FORECASTING GDP GROWTH AND GDP PER CAPITA IN UZBEKISTAN BY THE ORDINARY LEAST SQUARES (OLS) REGRESSION ANALYSIS
DOI:
https://doi.org/10.61151/stjniet.v9i2.440Abstract
Abstract.
Objective. This study employs the Ordinary Least Squares (OLS) regression method to forecast Uzbekistan's GDP growth and GDP per capita from 2023 to 2030. Using historical data from 1991 to 2022, the research aims to provide a predictive model that can inform economic policies and investment decisions. The findings demonstrate a positive trajectory for GDP growth and per capita income, reflecting the potential for sustained economic development.

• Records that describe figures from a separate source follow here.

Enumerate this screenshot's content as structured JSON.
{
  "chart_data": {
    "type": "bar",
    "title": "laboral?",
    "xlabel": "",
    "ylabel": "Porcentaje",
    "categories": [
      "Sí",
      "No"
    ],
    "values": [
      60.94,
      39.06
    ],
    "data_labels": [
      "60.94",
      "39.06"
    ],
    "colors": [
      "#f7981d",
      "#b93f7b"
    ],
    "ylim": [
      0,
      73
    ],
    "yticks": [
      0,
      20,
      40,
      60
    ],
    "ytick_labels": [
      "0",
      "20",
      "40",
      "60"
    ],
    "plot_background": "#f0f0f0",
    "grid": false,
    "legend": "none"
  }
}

Methods. This study uses the Ordinary Least Squares (OLS) regression method to forecast Uzbekistan’s GDP per capita from 2023 to 2030. Historical GDP per capita data from 1991 to 2022 serves as the basis for this analysis. The OLS method estimates the relationship between GDP per capita and time, aiming to minimize the sum of the squared differences between observed and predicted values. Python and the Statsmodels library were utilized to build and fit the regression model.
Results. The OLS regression model provides the following predictions for Uzbekistan's GDP per capita from 2023 to 2030. The model achieved an R-squared of 0.633 and an adjusted R-squared of 0.652, indicating a substantial proportion of variance explained by the model and suggesting robustness and relevance of the predictors. Additionally, a p-value less than 0.05 confirms the statistical significance of the model.
Conclusion. The OLS regression analysis forecasts a steady increase in Uzbekistan's GDP per capita from 2023 to 2030, suggesting positive economic prospects. The model's robustness and statistical significance make these predictions credible, providing valuable insights for policymakers and investors. However, the forecast assumes the continuation of historical trends and does not account for potential economic disruptions or significant policy changes.